If we’re lucky, Mountains of the Moon might be the first highwater mark of an incoming tide, a wave of new ideas and concepts for an entire genre.

I’m not even a real fan of the Grateful Dead (sorry to admit) — and yet, I realized watching the pier lights dance on the ocean surf that this might have been my favorite action sports movie of the decade.

By 1 a.m., my early morning flight was looming like a dark cloud on the horizon. With sandy feet, I returned to the Georgian and crawled into bed with trails of neon skeletons still dancing in my head.

Where to Watch It Yourself

The Meow Wolf–like Santa Monica Mountains of the Moon art experience is open to the public now through Nov. 23. There, you can check out the incredible skeleton suits Arc’teryx designed in person, see the artwork Benchetler visualized the film with, and watch the movie for yourself.
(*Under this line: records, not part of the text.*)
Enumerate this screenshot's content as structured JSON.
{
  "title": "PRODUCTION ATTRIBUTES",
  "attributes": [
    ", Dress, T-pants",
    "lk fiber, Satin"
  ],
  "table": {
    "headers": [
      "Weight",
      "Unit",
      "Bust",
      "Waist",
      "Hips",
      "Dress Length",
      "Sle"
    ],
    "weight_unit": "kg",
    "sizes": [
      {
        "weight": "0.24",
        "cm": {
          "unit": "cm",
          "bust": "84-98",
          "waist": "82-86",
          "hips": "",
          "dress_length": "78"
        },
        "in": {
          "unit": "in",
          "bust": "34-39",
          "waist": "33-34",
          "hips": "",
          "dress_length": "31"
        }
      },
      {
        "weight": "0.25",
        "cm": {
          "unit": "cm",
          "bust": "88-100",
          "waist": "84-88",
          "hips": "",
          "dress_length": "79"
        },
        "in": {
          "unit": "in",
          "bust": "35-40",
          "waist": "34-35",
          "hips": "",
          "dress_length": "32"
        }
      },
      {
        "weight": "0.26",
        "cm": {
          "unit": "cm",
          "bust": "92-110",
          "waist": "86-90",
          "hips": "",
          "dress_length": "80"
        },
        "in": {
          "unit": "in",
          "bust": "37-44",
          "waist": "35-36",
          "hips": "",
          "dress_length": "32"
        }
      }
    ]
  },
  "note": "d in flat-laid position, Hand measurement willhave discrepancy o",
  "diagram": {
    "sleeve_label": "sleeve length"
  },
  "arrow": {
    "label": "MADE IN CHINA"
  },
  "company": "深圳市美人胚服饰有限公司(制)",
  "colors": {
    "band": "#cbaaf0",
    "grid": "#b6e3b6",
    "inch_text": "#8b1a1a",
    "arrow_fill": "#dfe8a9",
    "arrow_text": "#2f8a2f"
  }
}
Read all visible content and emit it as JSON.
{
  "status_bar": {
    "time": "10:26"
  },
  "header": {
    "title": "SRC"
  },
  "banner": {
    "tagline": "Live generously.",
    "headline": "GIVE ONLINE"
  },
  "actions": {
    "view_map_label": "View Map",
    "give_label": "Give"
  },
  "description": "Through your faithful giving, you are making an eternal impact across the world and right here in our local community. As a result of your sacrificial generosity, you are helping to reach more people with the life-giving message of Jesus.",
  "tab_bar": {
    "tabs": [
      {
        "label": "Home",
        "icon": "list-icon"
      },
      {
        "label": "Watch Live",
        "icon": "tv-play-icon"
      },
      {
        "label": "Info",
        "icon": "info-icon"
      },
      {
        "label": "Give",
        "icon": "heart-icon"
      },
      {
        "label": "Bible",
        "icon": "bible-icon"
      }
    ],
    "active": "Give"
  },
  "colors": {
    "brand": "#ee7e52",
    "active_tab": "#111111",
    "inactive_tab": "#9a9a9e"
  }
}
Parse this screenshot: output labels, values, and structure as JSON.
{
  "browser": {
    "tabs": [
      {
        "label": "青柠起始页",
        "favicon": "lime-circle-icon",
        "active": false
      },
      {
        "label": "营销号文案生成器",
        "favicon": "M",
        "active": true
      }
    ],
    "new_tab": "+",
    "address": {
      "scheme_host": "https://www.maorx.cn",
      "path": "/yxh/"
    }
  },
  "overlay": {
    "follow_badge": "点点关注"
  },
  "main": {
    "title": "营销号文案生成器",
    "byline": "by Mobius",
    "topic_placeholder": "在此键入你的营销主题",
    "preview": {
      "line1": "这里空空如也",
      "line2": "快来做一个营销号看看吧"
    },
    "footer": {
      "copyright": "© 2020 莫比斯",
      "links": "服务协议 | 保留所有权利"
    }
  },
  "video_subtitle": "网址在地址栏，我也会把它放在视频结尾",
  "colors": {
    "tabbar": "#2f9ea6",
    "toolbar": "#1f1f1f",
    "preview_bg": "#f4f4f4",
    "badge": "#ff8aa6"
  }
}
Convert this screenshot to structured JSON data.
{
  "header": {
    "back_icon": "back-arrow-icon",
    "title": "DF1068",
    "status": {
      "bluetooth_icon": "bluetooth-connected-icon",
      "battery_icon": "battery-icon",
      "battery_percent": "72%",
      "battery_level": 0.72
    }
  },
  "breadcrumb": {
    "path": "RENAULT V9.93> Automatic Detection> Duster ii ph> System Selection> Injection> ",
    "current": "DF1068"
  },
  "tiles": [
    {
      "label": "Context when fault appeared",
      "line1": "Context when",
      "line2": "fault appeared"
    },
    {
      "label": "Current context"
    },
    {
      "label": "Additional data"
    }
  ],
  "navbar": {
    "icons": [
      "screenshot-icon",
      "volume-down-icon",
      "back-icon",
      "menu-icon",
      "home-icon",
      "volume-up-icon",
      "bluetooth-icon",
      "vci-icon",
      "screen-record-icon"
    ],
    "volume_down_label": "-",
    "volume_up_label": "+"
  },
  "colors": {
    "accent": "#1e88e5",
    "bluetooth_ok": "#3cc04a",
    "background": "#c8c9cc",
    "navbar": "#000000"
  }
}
Then, Mountains of the Moon hits the road and may visit a city near you. The immersive viewing will head to Tahoe, Calif., on Jan. 8, Denver on Jan. 15, Salt Lake City on Jan. 22, and Whistler, British Columbia, on Feb. 7. For the full list of screenings and to reserve your spot, check out Benchetler’s Mountains of the Moon webpage.

You can also catch Mountains of the Moon on the film festival circuit, starting with Cinemacity on Dec. 3. The film will finally be released on YouTube after it’s done touring, sometime in 2026. Then, you can witness this psychedelic Grateful Dead action sports abstract magnum opus from the comfort of your home.